Das sind die Fragen, die nach wieder zwei packenden Zweikämpfen in Korea zwischen Johannes Rydzek und mir von Journalisten aufgeworfen werden. Im Stakkato beantwortet möchte ich sagen:

Ich spiele mit dem Gedanken, meine Skier um einen Zentimeter künstlich zu verlängern, um im Fotofinish mit einem halben Zentimeter die Nase vorn zu haben – nein, nein, das war natürlich ein Spaß! Es gibt kein Rezept, ein Fotofinish zu vermeiden, außer der Möglichkeit, ein Rennen auf der Strecke und nicht auf den letzten 100 Metern zu entscheiden. Das strebe ich aber von Natur aus an. Dass ich auf drei Wimpernschlag-Zieleinläufe zurückschauen muss, ist ein großer Zufall, den man nicht überbewerten sollte.
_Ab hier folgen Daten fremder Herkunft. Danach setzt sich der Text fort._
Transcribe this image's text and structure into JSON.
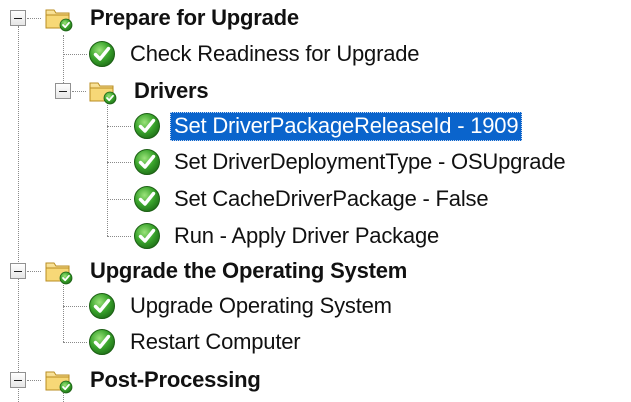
{
  "tree": {
    "groups": [
      {
        "label": "Prepare for Upgrade",
        "icon": "folder-check-icon",
        "expanded": true,
        "items": [
          {
            "label": "Check Readiness for Upgrade",
            "icon": "green-check-icon"
          }
        ],
        "subgroup": {
          "label": "Drivers",
          "icon": "folder-check-icon",
          "expanded": true,
          "items": [
            {
              "label": "Set DriverPackageReleaseId - 1909",
              "icon": "green-check-icon",
              "selected": true
            },
            {
              "label": "Set DriverDeploymentType - OSUpgrade",
              "icon": "green-check-icon"
            },
            {
              "label": "Set CacheDriverPackage - False",
              "icon": "green-check-icon"
            },
            {
              "label": "Run - Apply Driver Package",
              "icon": "green-check-icon"
            }
          ]
        }
      },
      {
        "label": "Upgrade the Operating System",
        "icon": "folder-check-icon",
        "expanded": true,
        "items": [
          {
            "label": "Upgrade Operating System",
            "icon": "green-check-icon"
          },
          {
            "label": "Restart Computer",
            "icon": "green-check-icon"
          }
        ]
      },
      {
        "label": "Post-Processing",
        "icon": "folder-check-icon",
        "expanded": true,
        "items": []
      }
    ]
  },
  "colors": {
    "selection": "#0a64cc",
    "check_green": "#3aa42c",
    "folder_yellow": "#f2cf63"
  }
}
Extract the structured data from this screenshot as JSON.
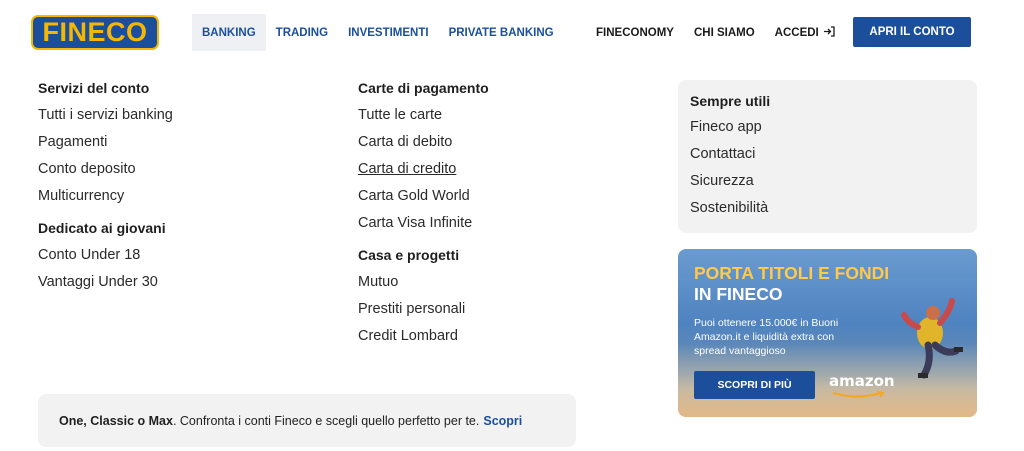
{
  "header": {
    "logo_text": "FINECO",
    "nav_left": [
      "BANKING",
      "TRADING",
      "INVESTIMENTI",
      "PRIVATE BANKING"
    ],
    "nav_right": {
      "fineconomy": "FINECONOMY",
      "chi_siamo": "CHI SIAMO",
      "accedi": "ACCEDI",
      "accedi_icon": "login-arrow-icon"
    },
    "open_account": "APRI IL CONTO",
    "active_tab": "BANKING"
  },
  "menu": {
    "col1": [
      {
        "title": "Servizi del conto",
        "items": [
          "Tutti i servizi banking",
          "Pagamenti",
          "Conto deposito",
          "Multicurrency"
        ]
      },
      {
        "title": "Dedicato ai giovani",
        "items": [
          "Conto Under 18",
          "Vantaggi Under 30"
        ]
      }
    ],
    "col2": [
      {
        "title": "Carte di pagamento",
        "items": [
          "Tutte le carte",
          "Carta di debito",
          "Carta di credito",
          "Carta Gold World",
          "Carta Visa Infinite"
        ]
      },
      {
        "title": "Casa e progetti",
        "items": [
          "Mutuo",
          "Prestiti personali",
          "Credit Lombard"
        ]
      }
    ],
    "useful": {
      "title": "Sempre utili",
      "items": [
        "Fineco app",
        "Contattaci",
        "Sicurezza",
        "Sostenibilità"
      ]
    }
  },
  "promo": {
    "title_line1": "PORTA TITOLI E FONDI",
    "title_line2": "IN FINECO",
    "text": "Puoi ottenere 15.000€ in Buoni Amazon.it e liquidità extra con spread vantaggioso",
    "button": "SCOPRI DI PIÙ",
    "brand": "amazon"
  },
  "compare": {
    "bold": "One, Classic o Max",
    "text": ". Confronta i conti Fineco e scegli quello perfetto per te.",
    "link": "Scopri"
  },
  "colors": {
    "brand_blue": "#1b4f9c",
    "brand_yellow": "#f5b700",
    "panel_gray": "#f2f2f3"
  }
}
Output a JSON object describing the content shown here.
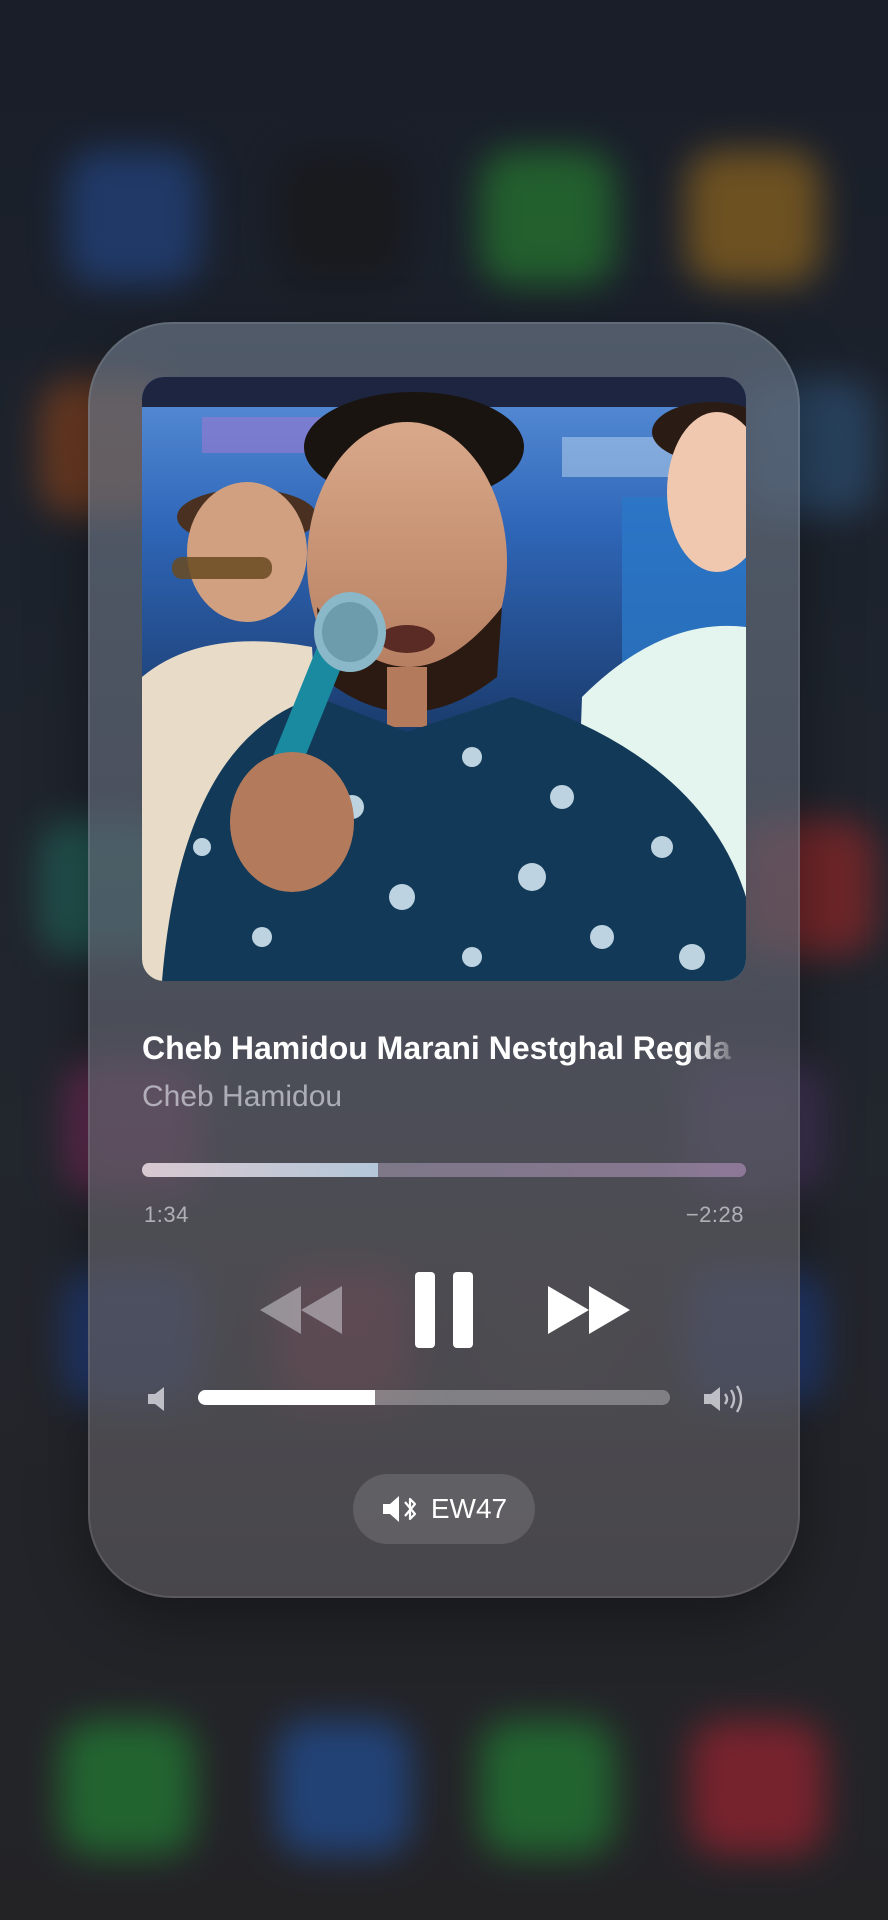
{
  "now_playing": {
    "title": "Cheb Hamidou Marani Nestghal Regda",
    "artist": "Cheb Hamidou",
    "elapsed": "1:34",
    "remaining": "−2:28",
    "progress_fraction": 0.39
  },
  "volume": {
    "level_fraction": 0.375
  },
  "route": {
    "device_name": "EW47",
    "icon": "speaker-bluetooth-icon"
  },
  "controls": {
    "rewind_icon": "rewind-icon",
    "pause_icon": "pause-icon",
    "forward_icon": "fast-forward-icon"
  },
  "colors": {
    "card_tint": "#64707f",
    "accent_text": "#ffffff",
    "secondary_text": "#e6e8f0"
  }
}
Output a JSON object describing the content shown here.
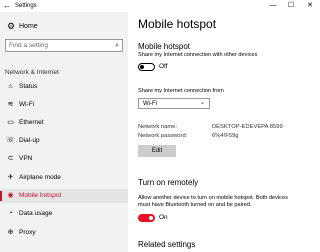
{
  "window": {
    "title": "Settings",
    "back_glyph": "←",
    "minimize_glyph": "—",
    "maximize_glyph": "☐",
    "close_glyph": "✕"
  },
  "sidebar": {
    "home_label": "Home",
    "home_icon": "⚙",
    "search_placeholder": "Find a setting",
    "search_icon": "⌕",
    "section_label": "Network & Internet",
    "items": [
      {
        "label": "Status",
        "icon": "⌂"
      },
      {
        "label": "Wi-Fi",
        "icon": "≋"
      },
      {
        "label": "Ethernet",
        "icon": "▭"
      },
      {
        "label": "Dial-up",
        "icon": "☏"
      },
      {
        "label": "VPN",
        "icon": "⊂"
      },
      {
        "label": "Airplane mode",
        "icon": "✈"
      },
      {
        "label": "Mobile hotspot",
        "icon": "◉",
        "active": true
      },
      {
        "label": "Data usage",
        "icon": "◔"
      },
      {
        "label": "Proxy",
        "icon": "⊕"
      }
    ]
  },
  "main": {
    "page_title": "Mobile hotspot",
    "hotspot": {
      "heading": "Mobile hotspot",
      "description": "Share my Internet connection with other devices",
      "toggle_state": "Off"
    },
    "share_from": {
      "label": "Share my Internet connection from",
      "selected": "Wi-Fi"
    },
    "network": {
      "name_label": "Network name:",
      "name_value": "DESKTOP-EDEVEPA 8599",
      "password_label": "Network password:",
      "password_value": "6%4!F59g",
      "edit_label": "Edit"
    },
    "remote": {
      "heading": "Turn on remotely",
      "description_line1": "Allow another device to turn on mobile hotspot. Both devices",
      "description_line2": "must have Bluetooth turned on and be paired.",
      "toggle_state": "On"
    },
    "related_heading": "Related settings"
  },
  "colors": {
    "accent": "#c8102e",
    "toggle_on": "#e81123",
    "sidebar_bg": "#f2f2f2"
  }
}
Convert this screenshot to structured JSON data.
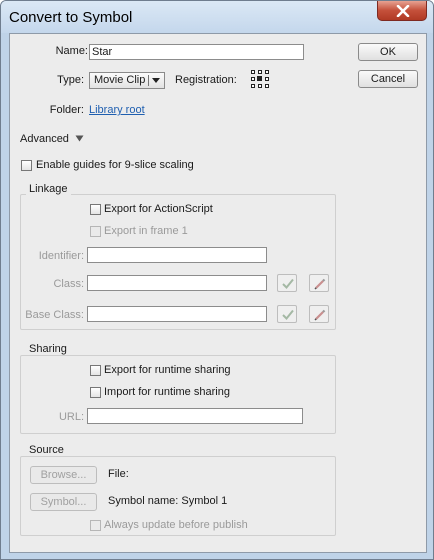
{
  "window": {
    "title": "Convert to Symbol"
  },
  "form": {
    "name_label": "Name:",
    "name_value": "Star",
    "type_label": "Type:",
    "type_value": "Movie Clip",
    "registration_label": "Registration:",
    "folder_label": "Folder:",
    "folder_value": "Library root",
    "advanced_label": "Advanced",
    "nine_slice_label": "Enable guides for 9-slice scaling"
  },
  "buttons": {
    "ok": "OK",
    "cancel": "Cancel"
  },
  "linkage": {
    "title": "Linkage",
    "export_actionscript": "Export for ActionScript",
    "export_frame1": "Export in frame 1",
    "identifier_label": "Identifier:",
    "identifier_value": "",
    "class_label": "Class:",
    "class_value": "",
    "base_class_label": "Base Class:",
    "base_class_value": ""
  },
  "sharing": {
    "title": "Sharing",
    "export_runtime": "Export for runtime sharing",
    "import_runtime": "Import for runtime sharing",
    "url_label": "URL:",
    "url_value": ""
  },
  "source": {
    "title": "Source",
    "browse_label": "Browse...",
    "file_label": "File:",
    "symbol_label": "Symbol...",
    "symbol_name": "Symbol name: Symbol 1",
    "always_update": "Always update before publish"
  },
  "colors": {
    "link": "#1f5fb0",
    "title_bar": "#c4d7ec",
    "close_button": "#c4503a"
  },
  "icons": {
    "close": "close-icon",
    "dropdown": "chevron-down-icon",
    "advanced": "triangle-down-icon",
    "validate": "checkmark-icon",
    "edit": "pencil-icon",
    "registration": "registration-grid-icon"
  }
}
Nach wie vor gilt, dass ich versuche, Entscheidungen während des Rennens herbeizuführen, wie in unserem letzten Rennen, als ich am letzten Anstieg attackiert habe, Johannes aber dem Angriff standhalten konnte.

Ich denke auch nicht auf der Zielgeraden; damit würde ich auf Anhieb Energie und Zeit verlieren. Auf der Zielgeraden funktioniert man nur noch körperlich bis –wie Johannes Rydzek es ausdrückte – einem „schwarz“ vor Augen wird. Gedacht, intuitiv gefühlt wird auf der Strecke, während des Rennens, wenn man versucht, die Kraftreserven seines Gegners einzuschätzen.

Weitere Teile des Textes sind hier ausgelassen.